PANORÂMICA I

Ana Maria Bahiana

Revista SOM TRÊS - 1977

Ó Todos os Direitos Reservados

Setentrional, equatorial, longínqua, fechada, orgulhosa, aberta, revolucionária, foco, semente, capital, província, fortaleza.

Fortaleza, Ceará. Seus intelectuais, no tempo da colônia e do império, desprezavam a remotíssima Côrte do Rio e se correspondiam diretamente com Paris. E não sonhavam liberdade e república: faziam.

A Padaria Espiritual, muito louca para aquele rincão esquecido dos reis, nasceu assim. Muitos foram presos, torturados e mortos por causa dela. Da Padaria. Da liberdade.

Cidade de mar, alagada de sertão. Migrantes. Maracatus.

Muito do som ouvido no Brasil nos anos 70 partiu dali. Já virou folclore - o bar do Anísio, os estudantes, os ecos dos distantes festivais de São Paulo e Rio, as rodas de violão, os festivais locais. Onde se operou uma forma de música sintética que repetia as lições da Tropicália de ouvido, de intuição, mais na luta de abrir portas daquela fortaleza que de ganhar o mundo. Roberto Carlos e Patativa do Assaré. Orlando Silva e Beatles. Rabeca e guitarra. Canção e batuque.

EDNARDO

Há anos Ednardo deixou sua Fortaleza, e veio parar em São Paulo, depois de algum tempo no Rio de Janeiro. Cumpria parte do destino de sua geração: abandonada a faculdade (que o deixou contudo, com rigoroso espírito lógico), concluído o circuito dos festivais locais, esgotadas as espontâneas reuniões de músicos e poetas do bar do Anísio, ele vinha mostrar no sul, a peculiar fusão de música nordestina - no seu caso, com preferência para a beira da praia, maracatus, cirandas, canções - e o rock dos Beatles, dos Rollings Stones e da Jovem Guarda. Foi o destino de muitos conterrâneos - Belchior, Fagner, Alceu Valença, Geraldo Azevedo, Zé Ramalho.

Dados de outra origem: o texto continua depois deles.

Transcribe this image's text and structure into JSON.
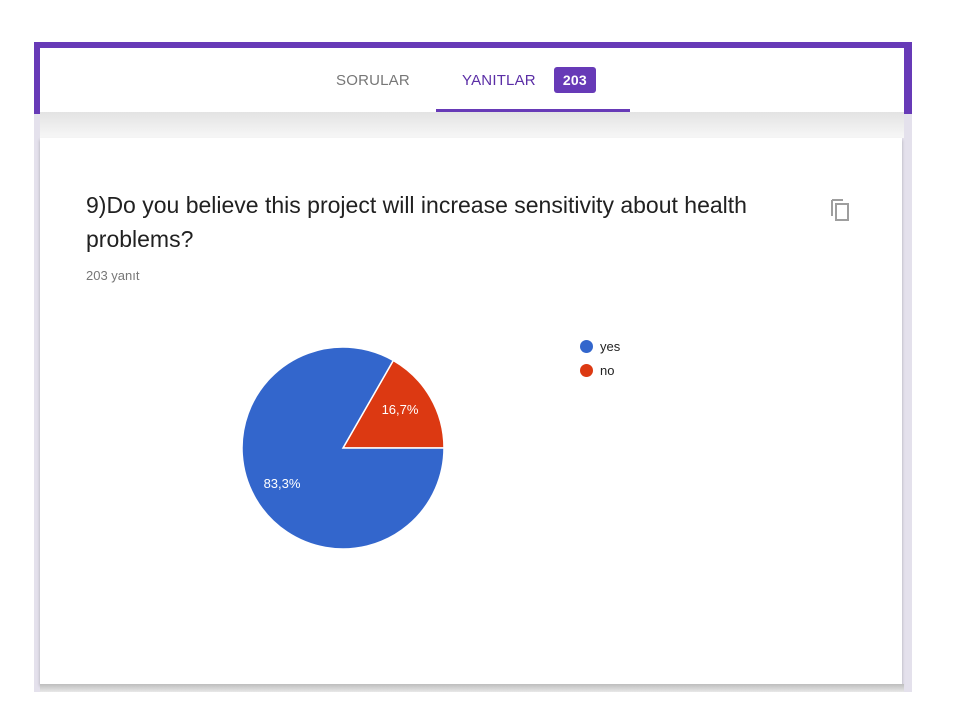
{
  "tabs": {
    "questions_label": "SORULAR",
    "responses_label": "YANITLAR",
    "responses_count": "203"
  },
  "question": {
    "title": "9)Do you believe this project will increase sensitivity about health problems?",
    "response_count": "203 yanıt",
    "copy_icon": "copy-icon"
  },
  "colors": {
    "accent": "#673ab7",
    "yes": "#3366cc",
    "no": "#dc3912"
  },
  "chart_data": {
    "type": "pie",
    "title": "9)Do you believe this project will increase sensitivity about health problems?",
    "categories": [
      "yes",
      "no"
    ],
    "values": [
      83.3,
      16.7
    ],
    "labels": [
      "83,3%",
      "16,7%"
    ],
    "colors": [
      "#3366cc",
      "#dc3912"
    ],
    "total_responses": 203,
    "legend_position": "right"
  },
  "legend": {
    "items": [
      {
        "label": "yes",
        "color": "#3366cc"
      },
      {
        "label": "no",
        "color": "#dc3912"
      }
    ]
  }
}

Dado os primeiros passos em sua carreira profissional com os discos "Meu corpo minha embalagem todo gasto na viagem"- dividido com a dupla Rodger e Teti (definido como o disco do Pessoal do Ceará), e "O Romance do Pavão Mysteriozo" (vigoroso álbum conceitual sobre a vivência da migração, da viagem), quando o sucesso veio em 76, com a música "Pavão Mysteriozo" escolhido como tema da novela Saramandaia, tornando-se um dos discos mais tocados e vendidos daquele ano.

O ROMANCE DO PAVÃO MYSTERIOZO

O disco selvagem de Ednardo, de som tosco, produção nenhuma - mas que força. Permanece como um dos seus trabalhos mais íntegros e veementes, seu statement.

Há uma história sendo contada - um ciclo de migração Norte-Sul desenhado em doze canções, realmente memoráveis, "Avião de Papel", "Desembarque", "ÁguaGrande".

Aqui pela primeira vez o registro da canção-hino dos cearenses: "A Palo Seco" numa interpretação sequíssima mesmo. E "Pavão Mysteriozo" que virou sucesso nacional nas asas da novela Saramandaia.

O AZUL E O ENCARNADO

Uma idéia inteira, filhote mais maduro do disco "Pavão Mysteriozo" - dois cordões de raciocínio, opostos, como dos pastoris, desenvolvidos ao longo das canções, e um elenco brilhante de músicos: Só as guitarras de Robertinho de Recife e Manassés já eram um banquete, mas ainda há Túlio Mourão nos teclados.

As idéias se embarafundam na dança dos cordões, a música é ótima, o som vigoroso, e o pique não cai, sustentado por uma seqüência de ganchos.

"Boi Mandingueiro", é um curta metragem sobre os expatriados da sorte, e "Armadura" é mais uma das belíssimas e peculiares canções de amor que Ednardo sabe fazer.